Futurist Aubrey de Grey says so

IN THE LAST CENTURY, we have increased our life expectancy by around 30 years. But that is nothing compared to what we may soon be able to achieve, according to one of the most controversial scientists in the field of research into aging. Aubrey de Grey, 48, is the author of Ending Aging: The Rejuvenation Breakthroughs That Could Reverse Human Aging in Our Lifetime and a computer scientist-turned-biogerontologist, with a Ph. D. from Cambridge. He has undertaken a quest to “cure” aging altogether, which potentially means attaining nothing less than immortality.

It may seem borderline crazy, but de Grey has been seriously pursuing his scientific dream for the past 15 years, and he gets annoyed when anyone calls it a theory. “It is not a theory,” he says. “It is a very real biological probability.”

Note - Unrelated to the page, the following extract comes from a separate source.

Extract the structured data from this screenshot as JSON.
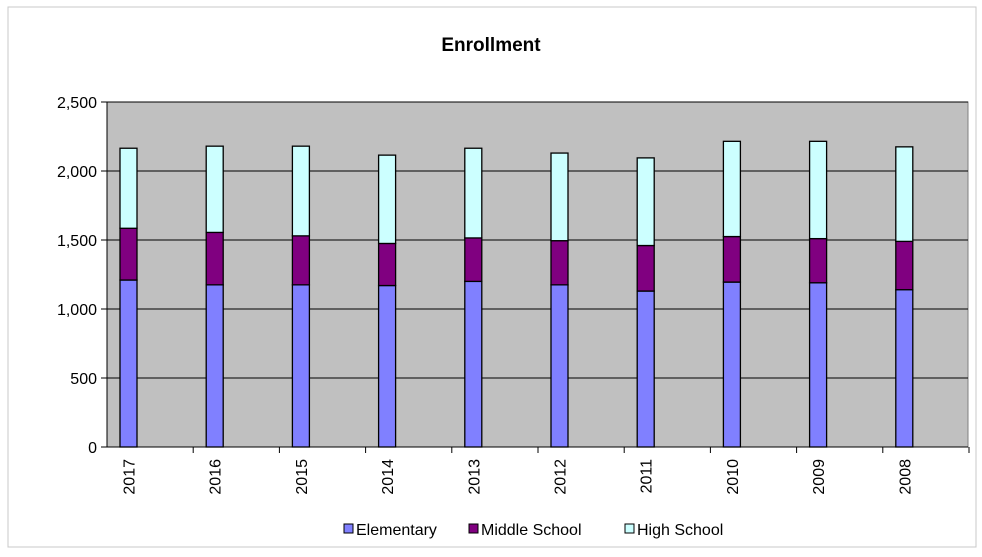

When we speak, it’s through cyber-space but face-to-face via Skype. De Grey is at his research centre, SENS Foundation, in Mountain View, Calif. He appears on the computer screen sporting his trademark beard – often likened to Methuselah’s. “I have been growing it for 16 years. My wife would kill me if I was to cut it, which would defeat the purpose of my research,” de Grey says with a gentle smile.

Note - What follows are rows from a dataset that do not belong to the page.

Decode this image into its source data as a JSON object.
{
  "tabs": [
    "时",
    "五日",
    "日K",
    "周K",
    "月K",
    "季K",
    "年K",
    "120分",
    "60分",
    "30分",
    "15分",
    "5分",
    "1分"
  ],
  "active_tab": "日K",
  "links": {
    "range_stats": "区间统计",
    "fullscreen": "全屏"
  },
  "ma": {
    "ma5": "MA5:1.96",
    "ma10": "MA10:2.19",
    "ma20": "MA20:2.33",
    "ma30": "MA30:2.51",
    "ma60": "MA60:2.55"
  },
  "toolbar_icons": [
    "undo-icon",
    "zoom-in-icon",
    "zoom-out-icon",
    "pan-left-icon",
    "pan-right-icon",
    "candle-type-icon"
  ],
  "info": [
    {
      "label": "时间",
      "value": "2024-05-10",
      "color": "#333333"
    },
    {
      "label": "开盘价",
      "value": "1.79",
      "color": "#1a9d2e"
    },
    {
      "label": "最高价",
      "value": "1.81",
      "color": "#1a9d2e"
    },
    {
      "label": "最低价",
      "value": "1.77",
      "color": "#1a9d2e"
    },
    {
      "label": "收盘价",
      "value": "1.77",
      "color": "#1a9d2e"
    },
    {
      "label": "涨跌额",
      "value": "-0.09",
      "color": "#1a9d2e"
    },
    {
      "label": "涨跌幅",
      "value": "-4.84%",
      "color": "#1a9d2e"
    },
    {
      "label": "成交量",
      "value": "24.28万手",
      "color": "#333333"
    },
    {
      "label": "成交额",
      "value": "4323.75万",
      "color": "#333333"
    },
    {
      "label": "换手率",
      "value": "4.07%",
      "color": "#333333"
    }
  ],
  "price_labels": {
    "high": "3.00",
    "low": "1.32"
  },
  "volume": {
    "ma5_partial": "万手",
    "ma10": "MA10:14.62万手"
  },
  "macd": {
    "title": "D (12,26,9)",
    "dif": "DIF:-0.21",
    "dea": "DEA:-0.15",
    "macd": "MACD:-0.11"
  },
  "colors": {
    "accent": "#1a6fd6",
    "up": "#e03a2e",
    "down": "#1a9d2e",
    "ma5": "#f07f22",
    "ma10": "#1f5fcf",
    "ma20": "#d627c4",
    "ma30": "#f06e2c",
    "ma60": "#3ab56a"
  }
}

VÉRONIQUE MORIN: What gave you the idea of pursuing “immortality”?

AUBREY DE GREY: I don’t really like this work to be described as immortality. It is a word that has too many connotations. We are not really curing death. We are only curing one cause of it, the most important one, granted. But people are still going to be able to die from being hit by a truck. So what gave me the idea of defeating aging? I thought that people were not really working hard on it. I grew up presuming that, for biologists, aging was the No. 1 problem facing humanity. It seemed obvious to me. It was only when I was 30 and a computer scientist that I began to find out that that was not the case. Especially after I married a biologist and discovered that aging was regarded as rather boring and not very important. I was horrified. Eventually, I just switched fields. I always knew that aging was bad and was potentially fixable by medicine. For me, the main motivation is humanitarian.